Gene flow was studied in Harmonia axyridis (Pallas) (Coleoptera: Coccinellidae), an exotic, arboreal lady-beetle predator that recently spread rapidly through-out North America. A survey of isozyme polymorphisms showed 30 of 52 resolved putative loci were polymorphic (58%), and the mean heterozygosity was 16.75 +/- 2.98% among all loci and 26.31 +/- 4.37% at only the polymorphic loci.

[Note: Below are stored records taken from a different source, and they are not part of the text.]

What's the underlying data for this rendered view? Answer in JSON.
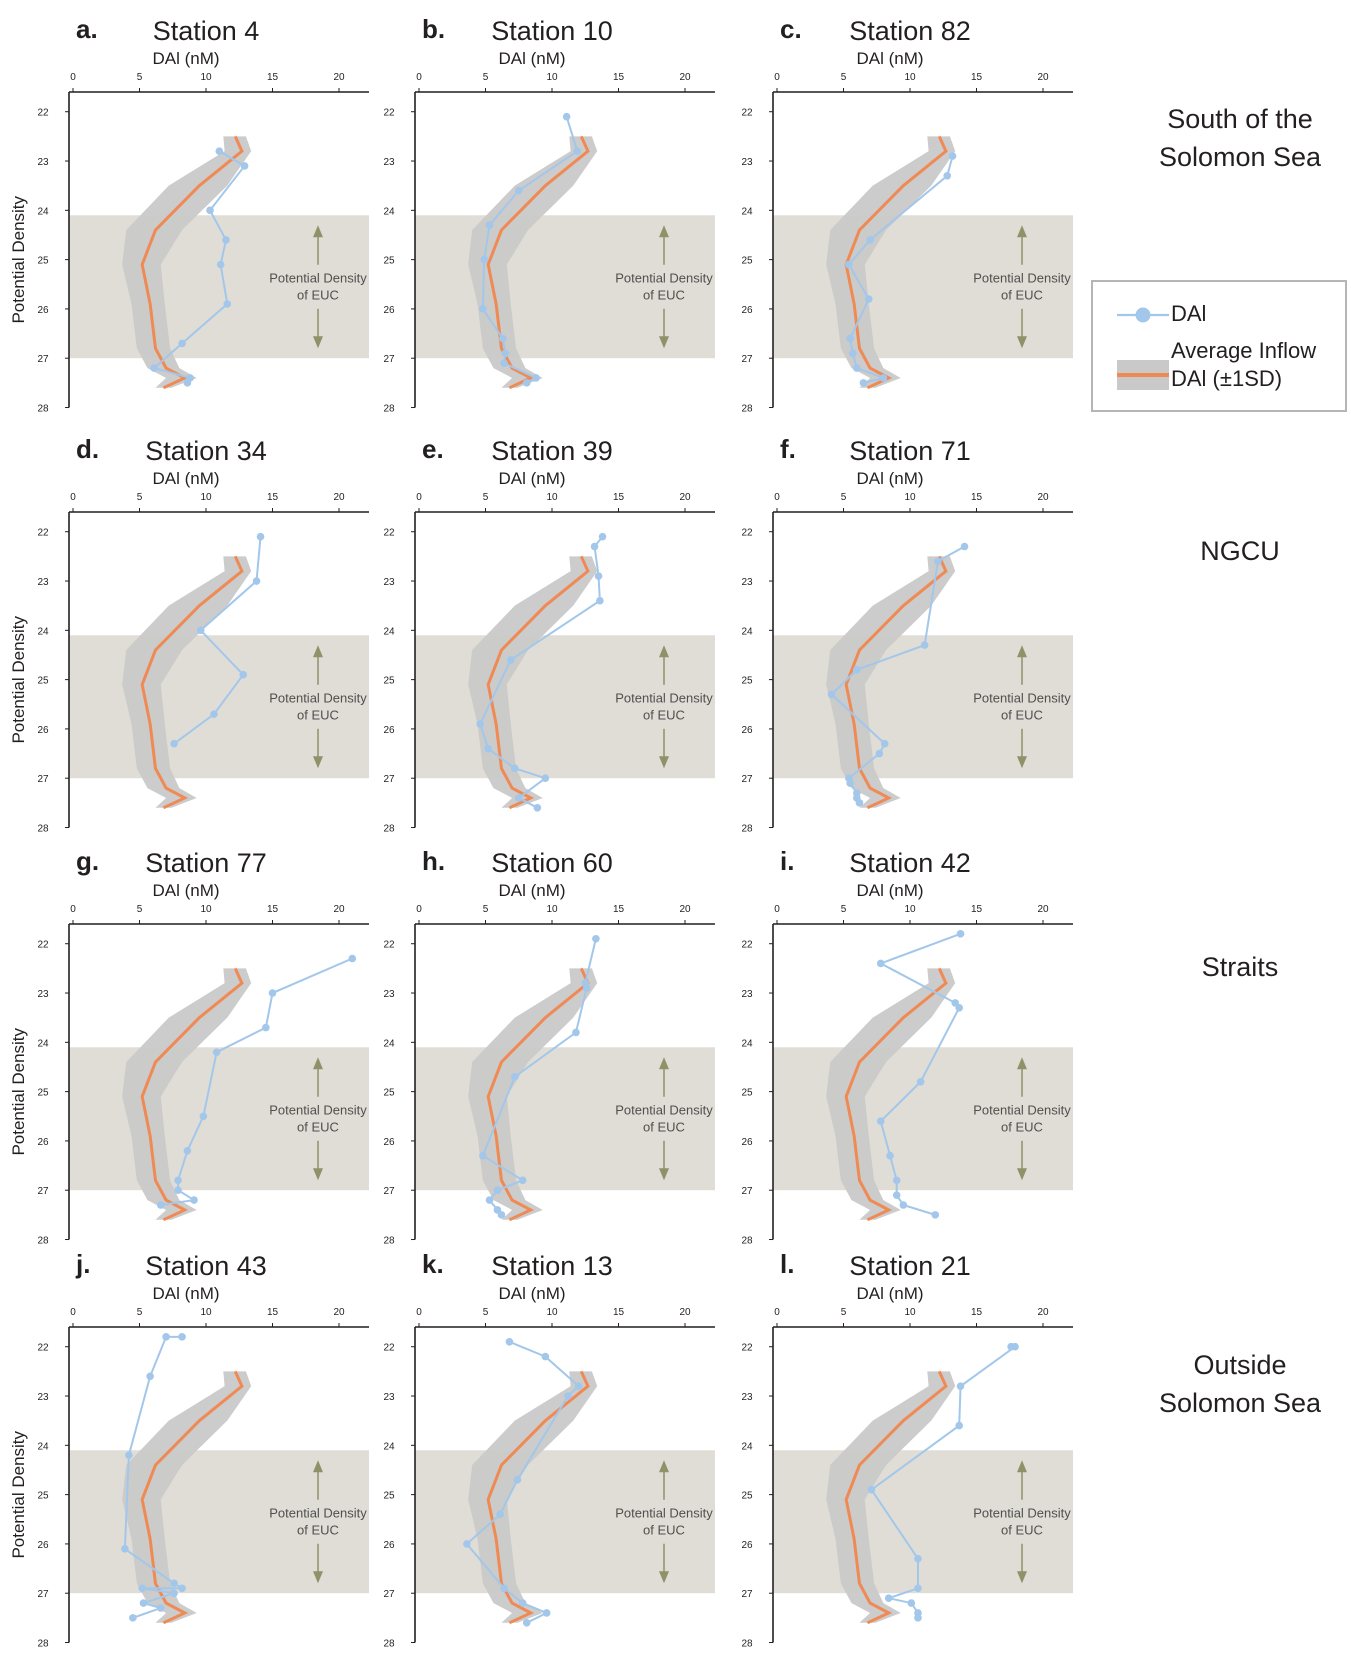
{
  "colors": {
    "dai": "#a3c7ea",
    "inflow_line": "#ef8a55",
    "inflow_band": "#c9c9c9",
    "euc_band": "#e0ddd6",
    "arrow": "#8f9169",
    "axis": "#231f20"
  },
  "legend": {
    "dai_label": "DAl",
    "inflow_label_line1": "Average Inflow",
    "inflow_label_line2": "DAl (±1SD)"
  },
  "row_labels": [
    [
      "South of the",
      "Solomon Sea"
    ],
    [
      "NGCU"
    ],
    [
      "Straits"
    ],
    [
      "Outside",
      "Solomon Sea"
    ]
  ],
  "chart_data": {
    "common": {
      "type": "line",
      "xlabel": "DAl (nM)",
      "ylabel": "Potential Density",
      "xlim": [
        0,
        22
      ],
      "ylim": [
        28,
        21.6
      ],
      "x_ticks": [
        0,
        5,
        10,
        15,
        20
      ],
      "y_ticks": [
        22,
        23,
        24,
        25,
        26,
        27,
        28
      ],
      "euc_band": [
        24.1,
        27.0
      ],
      "euc_label": [
        "Potential Density",
        "of EUC"
      ],
      "inflow": {
        "name": "Average Inflow DAl (±1SD)",
        "density": [
          22.5,
          22.8,
          23.5,
          24.4,
          25.1,
          25.9,
          26.8,
          27.2,
          27.4,
          27.6
        ],
        "mean": [
          12.2,
          12.7,
          9.5,
          6.2,
          5.2,
          5.8,
          6.2,
          7.0,
          8.4,
          6.8
        ],
        "lower": [
          11.3,
          11.4,
          7.2,
          4.0,
          3.7,
          4.4,
          4.8,
          5.6,
          7.0,
          6.2
        ],
        "upper": [
          13.0,
          13.4,
          11.6,
          8.2,
          6.6,
          6.9,
          7.3,
          8.0,
          9.3,
          7.4
        ]
      }
    },
    "panels": [
      {
        "letter": "a.",
        "title": "Station 4",
        "dai": {
          "x": [
            11.0,
            12.9,
            10.3,
            11.5,
            11.1,
            11.6,
            8.2,
            6.1,
            8.8,
            8.6
          ],
          "y": [
            22.8,
            23.1,
            24.0,
            24.6,
            25.1,
            25.9,
            26.7,
            27.2,
            27.4,
            27.5
          ]
        }
      },
      {
        "letter": "b.",
        "title": "Station 10",
        "dai": {
          "x": [
            11.1,
            11.9,
            7.5,
            5.3,
            4.9,
            4.8,
            6.3,
            6.5,
            6.4,
            8.8,
            8.1
          ],
          "y": [
            22.1,
            22.8,
            23.6,
            24.3,
            25.0,
            26.0,
            26.6,
            26.9,
            27.1,
            27.4,
            27.5
          ]
        }
      },
      {
        "letter": "c.",
        "title": "Station 82",
        "dai": {
          "x": [
            13.2,
            12.8,
            7.0,
            5.4,
            6.9,
            5.5,
            5.7,
            6.0,
            8.0,
            6.5
          ],
          "y": [
            22.9,
            23.3,
            24.6,
            25.1,
            25.8,
            26.6,
            26.9,
            27.2,
            27.4,
            27.5
          ]
        }
      },
      {
        "letter": "d.",
        "title": "Station 34",
        "dai": {
          "x": [
            14.1,
            13.8,
            9.6,
            12.8,
            10.6,
            7.6
          ],
          "y": [
            22.1,
            23.0,
            24.0,
            24.9,
            25.7,
            26.3
          ]
        }
      },
      {
        "letter": "e.",
        "title": "Station 39",
        "dai": {
          "x": [
            13.8,
            13.2,
            13.5,
            13.6,
            6.9,
            4.6,
            5.2,
            7.2,
            9.5,
            7.5,
            8.9
          ],
          "y": [
            22.1,
            22.3,
            22.9,
            23.4,
            24.6,
            25.9,
            26.4,
            26.8,
            27.0,
            27.4,
            27.6
          ]
        }
      },
      {
        "letter": "f.",
        "title": "Station 71",
        "dai": {
          "x": [
            14.1,
            12.1,
            11.1,
            6.0,
            4.1,
            8.1,
            7.7,
            5.4,
            5.5,
            6.0,
            6.0,
            6.2
          ],
          "y": [
            22.3,
            22.6,
            24.3,
            24.8,
            25.3,
            26.3,
            26.5,
            27.0,
            27.1,
            27.3,
            27.4,
            27.5
          ]
        }
      },
      {
        "letter": "g.",
        "title": "Station 77",
        "dai": {
          "x": [
            21.0,
            15.0,
            14.5,
            10.8,
            9.8,
            8.6,
            7.9,
            7.9,
            9.1,
            6.6
          ],
          "y": [
            22.3,
            23.0,
            23.7,
            24.2,
            25.5,
            26.2,
            26.8,
            27.0,
            27.2,
            27.3
          ]
        }
      },
      {
        "letter": "h.",
        "title": "Station 60",
        "dai": {
          "x": [
            13.3,
            12.5,
            12.6,
            11.8,
            7.2,
            4.8,
            7.8,
            5.9,
            5.3,
            5.9,
            6.2
          ],
          "y": [
            21.9,
            22.8,
            22.9,
            23.8,
            24.7,
            26.3,
            26.8,
            27.0,
            27.2,
            27.4,
            27.5
          ]
        }
      },
      {
        "letter": "i.",
        "title": "Station 42",
        "dai": {
          "x": [
            13.8,
            7.8,
            13.4,
            13.7,
            10.8,
            7.8,
            8.5,
            9.0,
            9.0,
            9.5,
            11.9
          ],
          "y": [
            21.8,
            22.4,
            23.2,
            23.3,
            24.8,
            25.6,
            26.3,
            26.8,
            27.1,
            27.3,
            27.5
          ]
        }
      },
      {
        "letter": "j.",
        "title": "Station 43",
        "dai": {
          "x": [
            8.2,
            7.0,
            5.8,
            4.2,
            3.9,
            7.6,
            8.2,
            5.2,
            7.6,
            5.3,
            6.6,
            4.5
          ],
          "y": [
            21.8,
            21.8,
            22.6,
            24.2,
            26.1,
            26.8,
            26.9,
            26.9,
            27.0,
            27.2,
            27.3,
            27.5
          ]
        }
      },
      {
        "letter": "k.",
        "title": "Station 13",
        "dai": {
          "x": [
            6.8,
            9.5,
            12.0,
            11.2,
            7.4,
            6.1,
            3.6,
            6.4,
            7.8,
            9.6,
            8.1
          ],
          "y": [
            21.9,
            22.2,
            22.8,
            23.0,
            24.7,
            25.4,
            26.0,
            26.9,
            27.2,
            27.4,
            27.6
          ]
        }
      },
      {
        "letter": "l.",
        "title": "Station 21",
        "dai": {
          "x": [
            17.6,
            17.9,
            13.8,
            13.7,
            7.1,
            10.6,
            10.6,
            8.4,
            10.1,
            10.6,
            10.6
          ],
          "y": [
            22.0,
            22.0,
            22.8,
            23.6,
            24.9,
            26.3,
            26.9,
            27.1,
            27.2,
            27.4,
            27.5
          ]
        }
      }
    ]
  }
}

The mean number of alleles at the 52 loci was 2.01 +/- 1.97. Gene frequencies were estimated in populations from Georgia, Virginia, Delaware, Rhode Island, Arkansas, Illinois, Iowa, and Oregon and differed significantly (P< 0.02) at 11 of 16 loci. Three of 16 loci (Fbp, Est-1, Tre) were not in Hardy-Weinberg equilibrium in all populations and are not included in the F statistics. Random mating was indicated within populations (FIS = -0.005 +/- 0.014) but not among populations (FST = 0.025 +/-0.005). According to Wright's island model, FST estimates the average number of reproducing immigrants to be equivalent to ca. 10 beetles per population per generation. Thus there was a measure of genetic differentiation caused by drift, but this differentiation was small with respect to the large geographical distances among the sampled populations. The genetic data suggest that the founding North American population(s) was substantial.